His former band dropped the exclamation mark along the way and shifted towards more commercial synth-pop sounds, (doing so with a lot of class nonetheless) abandoning the decidedly punk nuances of the early days. Foxx, on the other hand, surrounded himself with synthesizers in search of coldness, total rarefaction, the most antiseptic electronics.
With this intent, he released this masterpiece. His is a journey into depersonalization, everything (or almost everything, as we will see later) within this album evokes non-feeling, alienation. The sound cuts through you like a sharp blade, it feels like being projected into a completely mirrored room. Everything is reflected, a myriad of sound reflections that disorient you.
The synth raises its voice menacingly, looking down at you from a great height in "He is a liquid," a "ballad" that is nothing short of spectral. But here one does not feel fear, anguish, no, here one is completely annihilated by an intense and white light, there is no place for feelings, these are like crystallized. Foxx's approach to the work is philosophical, his aim is not to "use" the machine, nor to escape the machine, he wants to "lose himself in the machine," the only way to exorcize the cybernetic universe that dawns from afar.
"Metal Beat" is the manifesto of this philosophy, a geometric march with Foxx's robotic singing seemingly conversing with the sound. Never had the synth produced such subtle and sharp sounds until now; This track is a theorem, his philosophical theorem.
The next "No One Driving" seems to possess almost a certain "warmth," but it is only its proximity to this "monster" that makes it appear so. In reality, it perfectly follows the trend of the album.
"New Kind Of Man" is dominated by apocalyptic synthetic waves, Foxx seems to have lost the space-time coordinates ( "He WAS a new kind of man..." ), he seems to see what he could have been without knowing if he is now what or who.
At this point, he tries to declare a plea for help in "Blurred Girl," but now, swallowed by a hypnotic spiral of synths, he sinks further away, a victim of his curiosity, and his voice resonates with a dramatic echo. The effect this time is poignant, the only emotional glimmer of the album, and it is an intense, paralyzing emotion.

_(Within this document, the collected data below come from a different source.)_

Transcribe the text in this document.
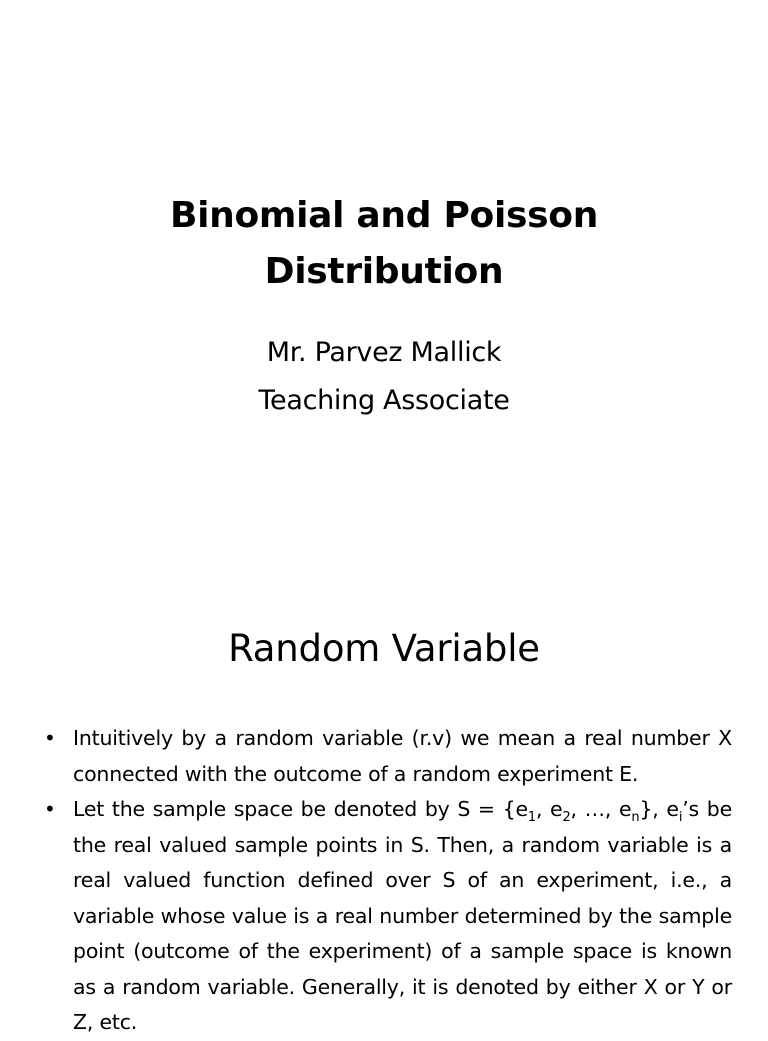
Binomial and Poisson
Distribution
Mr. Parvez Mallick
Teaching Associate
Random Variable
• Intuitively by a random variable (r.v) we mean a real number X connected with the outcome of a random experiment E.
• Let the sample space be denoted by $S = \{e_1$, $e_2$, …, $e_n$}, $e_i’s$ be the real valued sample points in S. Then, a random variable is a real valued function defined over S of an experiment, i.e., a variable whose value is a real number determined by the sample point (outcome of the experiment) of a sample space is known as a random variable. Generally, it is denoted by either X or Y or Z, etc.
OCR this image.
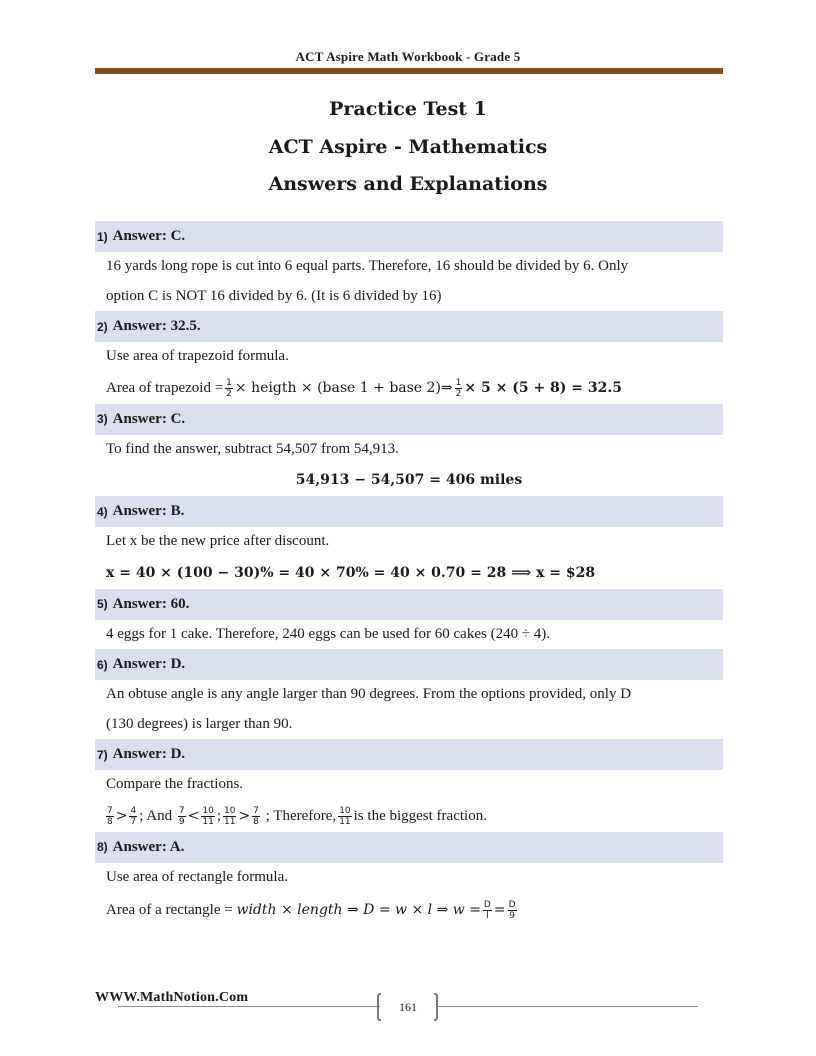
ACT Aspire Math Workbook - Grade 5
Practice Test 1
ACT Aspire - Mathematics
Answers and Explanations
1) Answer: C.
16 yards long rope is cut into 6 equal parts. Therefore, 16 should be divided by 6. Only
option C is NOT 16 divided by 6. (It is 6 divided by 16)
2) Answer: 32.5.
Use area of trapezoid formula.
Area of trapezoid = $\frac{1}{2}$ × heigth × (base 1 + base 2)⇒ $\frac{1}{2} \times 5 \times (5 + 8) = 32.5$
3) Answer: C.
To find the answer, subtract 54,507 from 54,913.
54,913 − 54,507 = 406 miles
4) Answer: B.
Let x be the new price after discount.
x = 40 × (100 − 30)% = 40 × 70% = 40 × 0.70 = 28 ⟹ x = $28
5) Answer: 60.
4 eggs for 1 cake. Therefore, 240 eggs can be used for 60 cakes (240 ÷ 4).
6) Answer: D.
An obtuse angle is any angle larger than 90 degrees. From the options provided, only D
(130 degrees) is larger than 90.
7) Answer: D.
Compare the fractions.
$\frac{7}{8} > \frac{4}{7}$ ; And $\frac{7}{9} < \frac{10}{11}$ ; $\frac{10}{11} > \frac{7}{8}$ ; Therefore, $\frac{10}{11}$ is the biggest fraction.
8) Answer: A.
Use area of rectangle formula.
Area of a rectangle = width × length ⇒ D = w × l ⇒ $w = \frac{D}{l} = \frac{D}{9}$
WWW.MathNotion.Com
161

With this solo debut, John Foxx demonstrates all his potential, offering an intellectual transposition of what would later become, in the best cases, refined danceable music for "dandy" discos. His language will remain unmatched, demonstrating the greatness, admittedly somewhat unrecognized, of this artist.
"Metamatic stands as a cold and tense synth-pop monument."
"The perfect, clean, and antiseptic sounds radiate future and nocturnal atmospheres, with Foxx’s hypnotic vocals wandering amid sharp and evocative melodic structures."